In July this year everyone in Australia will be able to move their bank accounts, mortgages and credit card accounts with the minimum of fuss. They’ll be able to instantly compare and act on deals on offer for online banking, branch banking, mortgages, credit and deposits. At least that’s the theory.
Open Banking aims to put choice back on the table for consumers in an area which has traditionally been the devil’s own job to do.
In the background a technology known as Artificial Intelligence will provide the underlying smarts to spot patterns, mine insights and suggest options to save us all money. It’s a consumer nirvana. Or is it?
An article by James Eyers in the AFR lays out the challenges. He cites a World Economic Forum report released at the annual get together of global financial services industry leaders in Davos. The report — ‘The New Physics of Financial Services’ — paints a picture of inertia and lack of preparedness in the industry. Not in the technology so much as the business models, culture and operating structures in both new and traditional financial institutions.
Everything is ready it would appear apart from the organisations themselves who are expected to deliver and execute the change. And Australia is the Tail-End-Charlie, least prepared for the coming revolution.
Open Banking is typical of any seismic market shift. We went through a similar hiatus with the emergence of mobile technology in the telecoms sector and e-commerce in the retail sector in the ’90s and early 2000s. Traditional industries view such changes with skepticism and suspicion, often unable to think laterally or imagine how and if it will really have an impact on their customer relationships. Indecision is the enemy of innovation. Technology has never been more accessible, cheap and quick to change. Adapting and adopting the technology needed for Open Banking is the easy bit, relatively speaking. The really tricky part is understanding the correct operating models, culture, propositions and collaborations required and the impact from a regulator’s standpoint.
James Eyers points out that the regulator could actually end up making matters worse for the banking sector in Australia, especially given the high-profile impact of the Royal Commission on the finance sector. Is there a pace of change slower than glacial? We might be about to find out!
The threats to success for those banks and financial institutions able to mobilise before the Open Banking epoch is two-fold: the data-holding technology giants Google, Apple, Microsoft, Facebook and Amazon and NeoBanks such as Xinja, Volt, 86 400and Douugh and Revolut They have both the raw material and the wherewithal to disrupt traditional markets.

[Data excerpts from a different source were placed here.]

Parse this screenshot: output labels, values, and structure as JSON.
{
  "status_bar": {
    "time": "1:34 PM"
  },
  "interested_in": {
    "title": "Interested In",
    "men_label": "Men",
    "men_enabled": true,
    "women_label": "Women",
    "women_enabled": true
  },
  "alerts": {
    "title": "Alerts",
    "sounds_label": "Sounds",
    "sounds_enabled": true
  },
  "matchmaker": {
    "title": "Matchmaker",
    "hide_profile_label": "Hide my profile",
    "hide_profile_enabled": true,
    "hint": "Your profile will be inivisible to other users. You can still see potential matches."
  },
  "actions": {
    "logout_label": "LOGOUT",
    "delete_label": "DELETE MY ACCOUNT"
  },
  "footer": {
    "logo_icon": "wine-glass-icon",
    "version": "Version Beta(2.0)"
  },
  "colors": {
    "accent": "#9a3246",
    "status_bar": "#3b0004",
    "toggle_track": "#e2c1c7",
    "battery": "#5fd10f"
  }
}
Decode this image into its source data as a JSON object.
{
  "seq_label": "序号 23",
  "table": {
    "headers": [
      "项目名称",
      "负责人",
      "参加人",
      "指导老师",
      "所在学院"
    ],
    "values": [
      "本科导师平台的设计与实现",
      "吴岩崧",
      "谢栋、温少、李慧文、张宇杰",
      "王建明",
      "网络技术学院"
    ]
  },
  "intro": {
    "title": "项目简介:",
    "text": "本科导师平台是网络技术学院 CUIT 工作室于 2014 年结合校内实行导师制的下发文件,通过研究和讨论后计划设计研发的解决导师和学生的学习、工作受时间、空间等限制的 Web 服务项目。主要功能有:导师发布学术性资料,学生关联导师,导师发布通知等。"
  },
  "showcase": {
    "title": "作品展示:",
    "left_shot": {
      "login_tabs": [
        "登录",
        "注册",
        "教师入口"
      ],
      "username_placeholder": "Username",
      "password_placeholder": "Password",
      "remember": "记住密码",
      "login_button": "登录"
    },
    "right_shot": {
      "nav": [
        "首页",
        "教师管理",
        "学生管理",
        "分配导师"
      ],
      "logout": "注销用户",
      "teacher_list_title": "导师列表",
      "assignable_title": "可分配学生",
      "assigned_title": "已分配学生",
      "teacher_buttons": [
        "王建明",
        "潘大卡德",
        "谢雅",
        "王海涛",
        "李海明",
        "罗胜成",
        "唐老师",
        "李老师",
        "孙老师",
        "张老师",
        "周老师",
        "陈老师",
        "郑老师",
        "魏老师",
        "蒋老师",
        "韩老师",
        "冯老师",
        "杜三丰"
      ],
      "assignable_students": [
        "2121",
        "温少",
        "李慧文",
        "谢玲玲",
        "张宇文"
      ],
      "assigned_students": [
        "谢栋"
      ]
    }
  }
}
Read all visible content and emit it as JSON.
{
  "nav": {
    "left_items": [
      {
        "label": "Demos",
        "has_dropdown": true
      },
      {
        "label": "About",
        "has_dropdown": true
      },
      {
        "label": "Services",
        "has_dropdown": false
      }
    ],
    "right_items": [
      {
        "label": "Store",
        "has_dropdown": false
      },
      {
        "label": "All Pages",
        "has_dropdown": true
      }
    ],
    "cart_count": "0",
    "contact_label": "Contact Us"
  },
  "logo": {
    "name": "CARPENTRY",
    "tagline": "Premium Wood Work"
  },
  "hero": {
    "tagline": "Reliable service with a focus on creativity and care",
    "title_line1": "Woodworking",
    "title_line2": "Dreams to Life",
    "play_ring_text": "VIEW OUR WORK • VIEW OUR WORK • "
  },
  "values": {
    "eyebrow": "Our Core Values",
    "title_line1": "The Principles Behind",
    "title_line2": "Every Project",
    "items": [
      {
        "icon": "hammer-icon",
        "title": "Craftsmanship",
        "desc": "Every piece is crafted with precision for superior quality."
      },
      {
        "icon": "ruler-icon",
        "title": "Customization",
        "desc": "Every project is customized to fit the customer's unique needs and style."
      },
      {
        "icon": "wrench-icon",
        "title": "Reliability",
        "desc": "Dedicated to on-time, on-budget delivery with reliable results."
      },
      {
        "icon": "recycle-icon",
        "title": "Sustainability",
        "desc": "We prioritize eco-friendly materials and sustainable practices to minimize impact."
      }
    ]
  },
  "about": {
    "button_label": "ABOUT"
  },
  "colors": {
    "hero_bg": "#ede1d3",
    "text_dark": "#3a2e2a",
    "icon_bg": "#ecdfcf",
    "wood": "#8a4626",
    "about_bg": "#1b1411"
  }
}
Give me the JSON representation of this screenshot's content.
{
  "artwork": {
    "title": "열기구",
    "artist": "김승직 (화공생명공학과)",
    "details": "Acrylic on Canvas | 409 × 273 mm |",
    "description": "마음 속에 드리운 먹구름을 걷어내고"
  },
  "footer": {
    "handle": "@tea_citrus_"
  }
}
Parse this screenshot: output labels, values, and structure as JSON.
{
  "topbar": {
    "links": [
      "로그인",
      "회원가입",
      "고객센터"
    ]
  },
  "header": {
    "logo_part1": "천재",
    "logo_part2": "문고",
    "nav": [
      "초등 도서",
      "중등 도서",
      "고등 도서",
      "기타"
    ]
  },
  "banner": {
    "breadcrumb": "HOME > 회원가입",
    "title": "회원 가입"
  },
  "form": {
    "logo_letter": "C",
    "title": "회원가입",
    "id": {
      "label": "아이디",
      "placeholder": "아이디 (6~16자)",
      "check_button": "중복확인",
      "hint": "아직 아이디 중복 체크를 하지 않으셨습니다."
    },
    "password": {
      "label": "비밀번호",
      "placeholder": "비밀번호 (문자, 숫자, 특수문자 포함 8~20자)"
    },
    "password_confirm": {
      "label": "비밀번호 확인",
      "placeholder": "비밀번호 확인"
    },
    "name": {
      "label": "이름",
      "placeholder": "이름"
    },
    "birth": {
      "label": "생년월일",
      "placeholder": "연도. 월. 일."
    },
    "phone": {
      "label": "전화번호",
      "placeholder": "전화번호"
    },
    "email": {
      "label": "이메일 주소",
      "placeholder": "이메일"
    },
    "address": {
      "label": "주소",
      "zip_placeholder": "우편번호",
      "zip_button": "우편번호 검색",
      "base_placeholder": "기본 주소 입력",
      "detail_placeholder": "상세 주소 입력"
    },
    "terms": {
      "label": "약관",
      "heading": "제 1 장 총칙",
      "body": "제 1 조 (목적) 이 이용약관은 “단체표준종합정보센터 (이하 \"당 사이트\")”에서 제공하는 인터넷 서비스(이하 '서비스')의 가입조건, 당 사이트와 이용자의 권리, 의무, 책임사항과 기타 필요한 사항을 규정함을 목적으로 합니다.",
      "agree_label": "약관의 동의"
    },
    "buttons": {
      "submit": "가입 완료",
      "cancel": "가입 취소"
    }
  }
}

The tech giants have the firepower that’s hard to understate: one of them has a technology estate infrastructure 200 times bigger than the other four. Can you work out which one? All dwarf any of the world’s largest financial institutions in their portfolio of tools and smart tech, particularly really smart stuff, Artificial Intelligence and Machine Learning. If anyone of them decided to take on the world’s leading financial services firms in Open Banking it would be a short painful death — for the bank.
The new kids on the block — the Neo banks — present a different threat. They are smart, nimble and highly attuned to customer needs. They are lean, hungry and highly adaptable.
For traditional bankers this duel threat means they need to re-engineer, transform, specialise and collaborate to maintain relevance. Relying on customer inertia is no longer a defensible strategy. They also need to shake off their long-winded, predictable and oh so not agile approach of implementing technology. What is achieved in days in the disrupters takes weeks and often months in banks and financial institutions? Their only hope is to adopt a disrupters mindset and operating model, setting up an ultra-agile approach to both technology development and operating model foundation. Failure to act quickly could easily lead to an Open Banking Armageddon.